Even as the agenda is being worked out, it is important that we go beyond a lot of the limitations of the Nigerian environment that continue to hobble the NNPC and by extension our overall national petrochemical complex. In this wise, we make the case for the adoption of global best practices in the running of the corporation going forward. We also counsel on the need for very robust and meticulous exegetical studies on the global petroleum industry today with a view to ensuring that we are working and build with a wholesale appreciation of where the industry is today, as well as where it is definitively headed in the years ahead. For example, with green being the vogue now, this is not a time to undertake ecologically-insensitive carbon-heavy projects.

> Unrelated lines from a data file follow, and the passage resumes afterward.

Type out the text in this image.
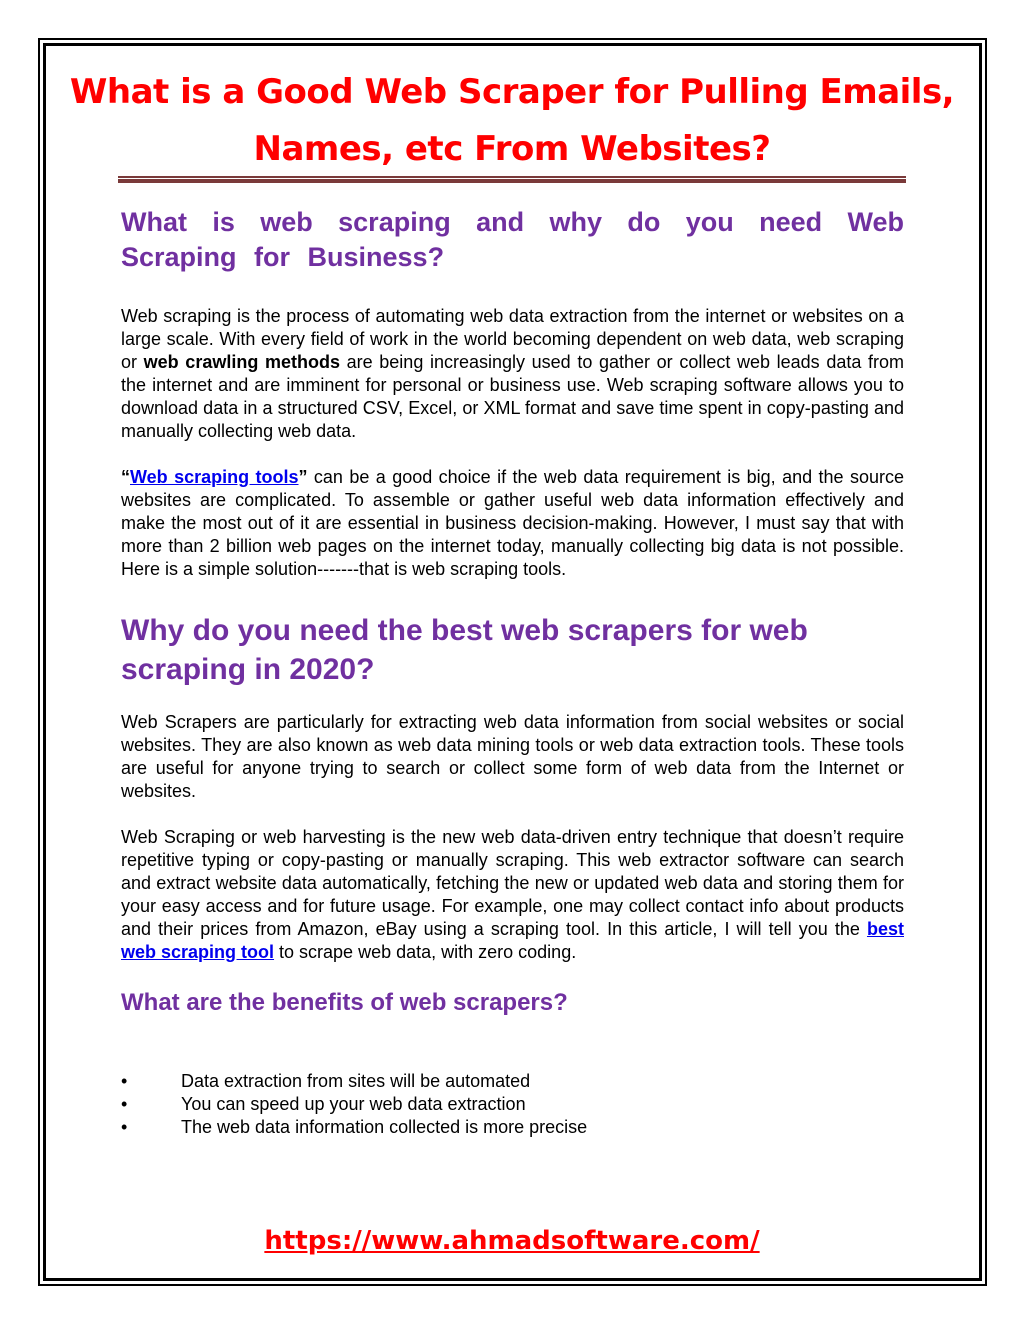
What is a Good Web Scraper for Pulling Emails, Names, etc From Websites?
What is web scraping and why do you need Web Scraping for Business?

Web scraping is the process of automating web data extraction from the internet or websites on a large scale. With every field of work in the world becoming dependent on web data, web scraping or web crawling methods are being increasingly used to gather or collect web leads data from the internet and are imminent for personal or business use. Web scraping software allows you to download data in a structured CSV, Excel, or XML format and save time spent in copy-pasting and manually collecting web data.

“Web scraping tools” can be a good choice if the web data requirement is big, and the source websites are complicated. To assemble or gather useful web data information effectively and make the most out of it are essential in business decision-making. However, I must say that with more than 2 billion web pages on the internet today, manually collecting big data is not possible. Here is a simple solution-------that is web scraping tools.

Why do you need the best web scrapers for web scraping in 2020?

Web Scrapers are particularly for extracting web data information from social websites or social websites. They are also known as web data mining tools or web data extraction tools. These tools are useful for anyone trying to search or collect some form of web data from the Internet or websites.

Web Scraping or web harvesting is the new web data-driven entry technique that doesn’t require repetitive typing or copy-pasting or manually scraping. This web extractor software can search and extract website data automatically, fetching the new or updated web data and storing them for your easy access and for future usage. For example, one may collect contact info about products and their prices from Amazon, eBay using a scraping tool. In this article, I will tell you the best web scraping tool to scrape web data, with zero coding.

What are the benefits of web scrapers?
•	Data extraction from sites will be automated
•	You can speed up your web data extraction
•	The web data information collected is more precise
https://www.ahmadsoftware.com/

One other area of concern is over how much operational space the new GMD would be granted to carry out his set duties. This is because while we commend President Muhammadu Buhari for the appointment of this well-heeled and diversely experienced technocrat to preside over the affairs of the NNPC, there is also the need to take into consideration the fact that political actors through the years have seen the NNPC as the most handy, if not omnibus piggy-bank of government and as such constantly taken steps and measures to compromise its integrity, governance bearings and accounting structures. And with an increasingly assertive citizenry insisting at every twist and turn for even more and more transparency in the operations of the corporation, the easy way out for many a political actor has been to lay all of the blame for the failings of the corporation at the doorsteps of successive GMDs and go ahead to relieve them of their duties each time the temperature of public disdain rises. Little wonder then that the NNPC penthouse has been graced by as much as six GMDs in the past five years!


On his own part, we want to call Mr. Kachikwu’s attention to the fact that there is a sense in which by his appointment, he is indeed a poster-boy of the long-awaited new Nigeria that is run by men and women of professional candour, integrity and good conscience. As he tackles the day-to-day challenge of running and administering the corporation, he should be conscious of the fact that there are indeed a ‘cloud of witnesses,’ this writer included, that are cheering him on; hoping and praying that he succeeds. This definitely then is not a time to start weaving, or kowtowing to, silly self-enrichment schemes at the expense of the corporation and the Nigerian people who indeed are his ultimate employers. The nation is depending on him at this critical moment in time to run a changed and reformed NNPC that would demonstrate to all and sundry that indeed that new Nigeria that we have long yearned for is indeed possible and here. Mr. Kachikwu must therefore not fail.